I think i'm evil.
When you mess up your own perfect relationship, you subconsciously want to inflict that same suffering on others. First thing you do, without even realizing it, is mess up someone else's relationship the same way yours was messed up. After that you find yourself playing with hearts. Like a cat plays with it's prey- letting it run for a bit before pulling it in again. Knowing full well that it's got the rat right where it should be, knowing the rat's doom but giving it false hope.
Perhaps, having had my first love and first cut, scar, mark, this is who i'll end up. I sure hope not.
Should i be blamed, girls like, well, like this?
Where all you're met with is unrequited love and you don't feel a thing for the people who are into you. Where a girl like this, learns to reciprocate. Then grows up, understands, and learns.
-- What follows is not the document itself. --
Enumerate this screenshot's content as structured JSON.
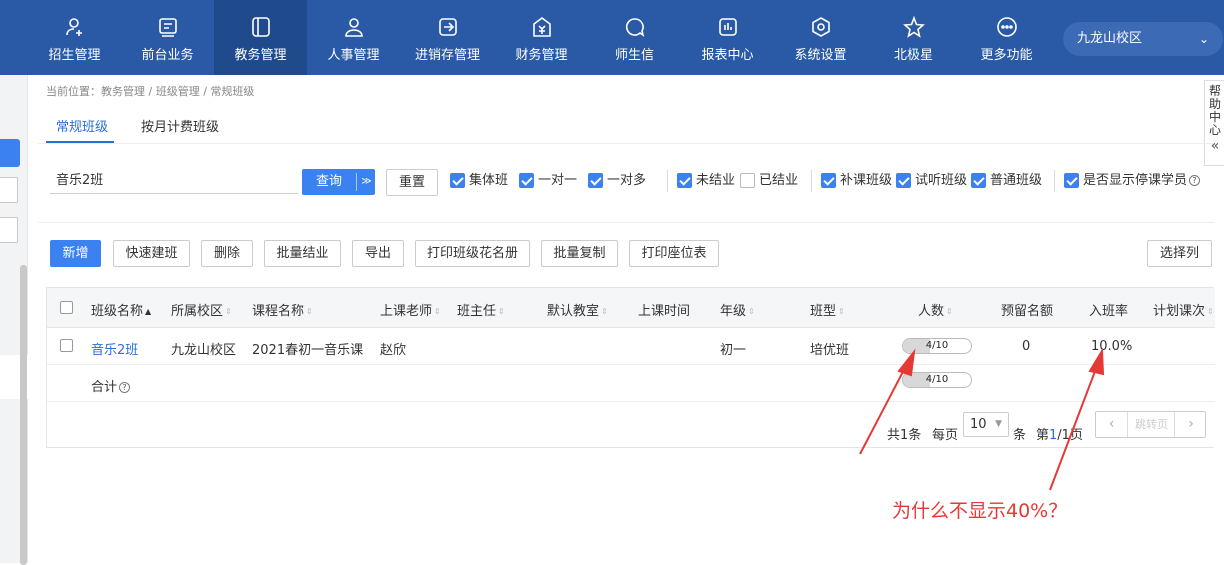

So when she finally falls in love and the feeling is mutual, and it still screws up, what happens then?
I feel like an eleven year old all over again.
Guys like fucking the chicks in leather and metal,
but they take home the good girls.
I should have known, all this while.
But i shouldn't become someone i am not, just because.
That's just plain stupid.
This is where girls mean so much more to me than guys.
I could never play around with a girl, that's too much a guy thing. Don't you notice how us girls look past everything. It's just so simple, to bring home a girl-
whether she's pierced and tattooed or quiet and geeky.
It's different with guys and different when a guy brings you home. How horribly judged you are.
I'm starting to rant, so i'm gonna stop.
Hello upcoming year, i'll spend alone with you.
Oh oh, how could i forget, and my Darling Red Sweet too.
They've both got shes, now.
Perhaps i'm like Estelle or Miss Havisham.
Perhaps i am just as doomed as the hearts that i play with.